Sebenarnya konflik antara Raden Patah dengan Brawijaya bukan perang agama, tapi terkait dengan suksesi dan hegemoni kekuasaan politik. Sebagaimana telah menjadi semacam kelaziman di tiap kerajaan, intrik politik, perang dan pembunuhan sudah biasa terjadi. Dalam peristiwa ontran-ontran Kerajaan Demak yang Islam melawan Majapahit yang Syiwa-Budha, justru di pihak Majapahit dipimpin beberapa senapati dan panglima perang beragama Islam. Di antaranya adalah Raden Kusen murid dari Raden Rahmat (Sunan Ampeldenta) yang merupakan adik kandung Raden Patah (Panembahan Jimbun - Sultan Demak). Peristiwa tersebut menghadapkan kakak-adik Raden Patah versus Raden Kusen di medan perang. Raden Patah sendiri merupakan keturunan dari Brawijaya V dengan puteri Aria Damar dari Palembang.
     Peristiwa pengrusakan pada Situs Beteng pada tahun 1968 berlanjut hingga sekarang.
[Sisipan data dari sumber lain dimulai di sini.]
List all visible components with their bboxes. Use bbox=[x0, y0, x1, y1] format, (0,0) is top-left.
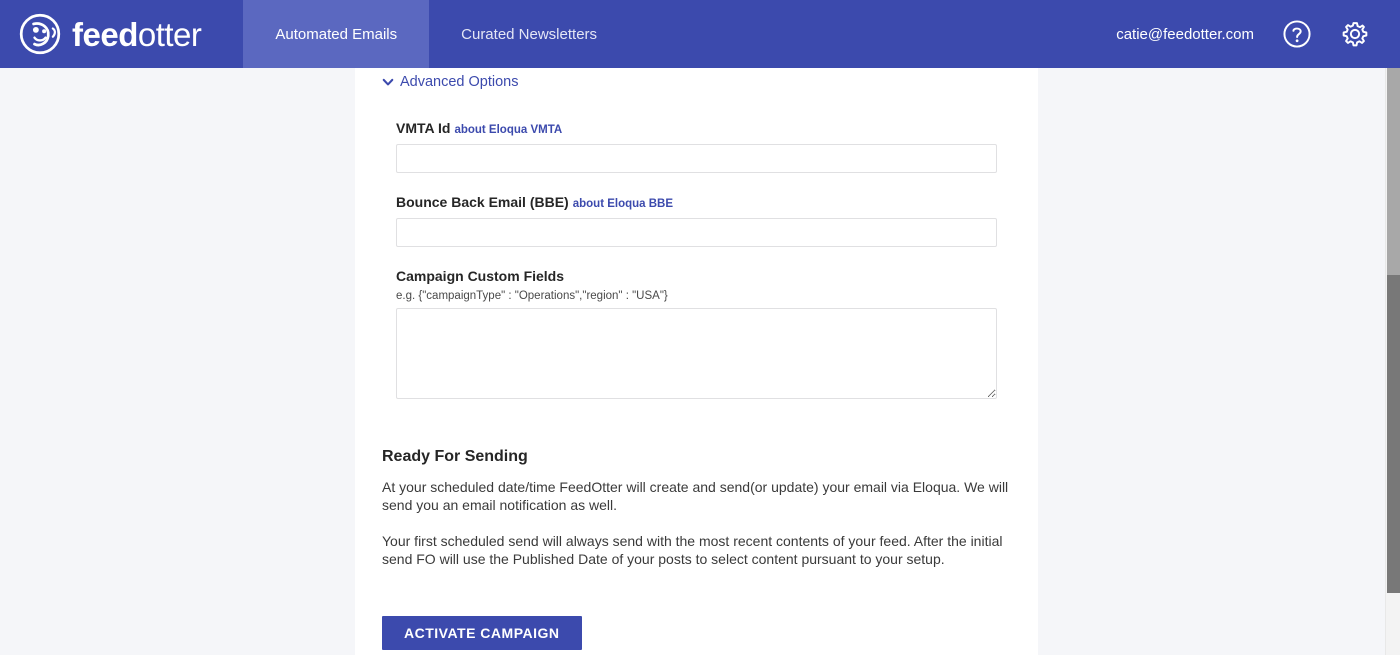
tab-automated-emails[interactable]: Automated Emails bbox=[243, 0, 430, 68]
brand-name-light: otter bbox=[137, 15, 202, 53]
gear-icon[interactable] bbox=[1340, 19, 1370, 49]
ready-for-sending-title: Ready For Sending bbox=[382, 448, 528, 465]
vmta-label: VMTA Id about Eloqua VMTA bbox=[396, 120, 997, 136]
bbe-label-text: Bounce Back Email (BBE) bbox=[396, 194, 569, 210]
bbe-helper-link[interactable]: about Eloqua BBE bbox=[573, 198, 673, 210]
page-scrollbar-thumb[interactable] bbox=[1387, 275, 1400, 593]
campaign-custom-fields-label: Campaign Custom Fields bbox=[396, 268, 997, 284]
vmta-input[interactable] bbox=[396, 144, 997, 173]
advanced-options-label: Advanced Options bbox=[400, 74, 519, 90]
top-navigation-bar: feedotter Automated Emails Curated Newsl… bbox=[0, 0, 1400, 68]
campaign-custom-fields-hint: e.g. {"campaignType" : "Operations","reg… bbox=[396, 290, 668, 302]
bbe-field-group: Bounce Back Email (BBE) about Eloqua BBE bbox=[396, 194, 997, 247]
question-circle-icon[interactable] bbox=[1282, 19, 1312, 49]
tab-curated-newsletters[interactable]: Curated Newsletters bbox=[429, 0, 629, 68]
bbe-label: Bounce Back Email (BBE) about Eloqua BBE bbox=[396, 194, 997, 210]
brand-wordmark: feedotter bbox=[72, 15, 202, 53]
campaign-settings-panel: Advanced Options VMTA Id about Eloqua VMT… bbox=[355, 68, 1038, 655]
brand-name-bold: feed bbox=[72, 15, 138, 53]
user-email-label[interactable]: catie@feedotter.com bbox=[1116, 26, 1254, 43]
campaign-custom-fields-group: Campaign Custom Fields e.g. {"campaignTy… bbox=[396, 268, 997, 399]
vmta-helper-link[interactable]: about Eloqua VMTA bbox=[454, 124, 562, 136]
ready-for-sending-paragraph-1: At your scheduled date/time FeedOtter wi… bbox=[382, 479, 1009, 514]
nav-right-cluster: catie@feedotter.com bbox=[1116, 0, 1400, 68]
page-body: Advanced Options VMTA Id about Eloqua VMT… bbox=[0, 68, 1400, 655]
bbe-input[interactable] bbox=[396, 218, 997, 247]
vmta-field-group: VMTA Id about Eloqua VMTA bbox=[396, 120, 997, 173]
tab-automated-emails-label: Automated Emails bbox=[275, 25, 398, 43]
otter-circle-logo-icon bbox=[19, 13, 61, 55]
vmta-label-text: VMTA Id bbox=[396, 120, 451, 136]
tab-curated-newsletters-label: Curated Newsletters bbox=[461, 25, 598, 43]
advanced-options-toggle[interactable]: Advanced Options bbox=[355, 68, 519, 90]
page-scrollbar-track[interactable] bbox=[1385, 68, 1400, 655]
advanced-options-form: VMTA Id about Eloqua VMTA Bounce Back Ema… bbox=[355, 120, 1038, 399]
campaign-custom-fields-label-text: Campaign Custom Fields bbox=[396, 268, 565, 284]
page-scrollbar-thumb-upper[interactable] bbox=[1387, 68, 1400, 275]
ready-for-sending-paragraph-2: Your first scheduled send will always se… bbox=[382, 532, 1003, 568]
chevron-down-icon bbox=[382, 78, 394, 86]
primary-nav-tabs: Automated Emails Curated Newsletters bbox=[243, 0, 629, 68]
ready-for-sending-section: Ready For Sending At your scheduled date… bbox=[355, 448, 1038, 569]
brand-logo-link[interactable]: feedotter bbox=[0, 0, 219, 68]
activate-campaign-button[interactable]: ACTIVATE CAMPAIGN bbox=[382, 615, 582, 650]
activate-campaign-container: ACTIVATE CAMPAIGN bbox=[355, 615, 1038, 650]
campaign-custom-fields-textarea[interactable] bbox=[396, 308, 997, 399]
Meskipun pengrusakan sekarang tidak pada skala masif dan aksi vandalisme, namun bongkahan batu bata kualitas tinggi itu pelan-pelan raib digondol maling, atau dibawa orang untuk berbagai keperluan serta berada di tangan para kolektor.
Sangat disayangkan sekali perhatian Pemkab Jember dalam hal ini Dinas Kebudayan dan Pariwisata atau instansi terkait, karena tidak ada tindakan konkrit dalam menyelamatkan Situs Beteng dan situs-situs lainnya seperti Candi Deres, Situs Kutho Kedawung dan Situs Gondosari. Semuanya adalah situs-situs bernilai penting peninggalan Kerajaan Majapahit yang ada di Jember. Hingga kini keberadaan semua situs itu nyaris sirna, tergerus "tangan-tangan jahil" bahkan ada yang sudah terkubur seperti Situs Kutho Kedawung di Paleran dan Situs Gondosari di Tamansari Wuluhan.
      Sebagai komunitas pecinta sejarah, Bhattara Saptaprabhu telah mengadakan bhakti sosial guna menjaga dan menyelamatkan situs kuno yang dilindungi Undang-Undang Nomor 11 tahun 2010 tentang Cagar Budaya tersebut. Di antaranya adalah dengan mengumpulka batu bata yang berserakan dan benda-benda lainnya, serta memasang papan nama (nambor/banner) dan denah bangunan. Karena tanggung jawab pelestarian warisan nenek moyang itu ada pada generasi sekarang dan generasi yang akan datang.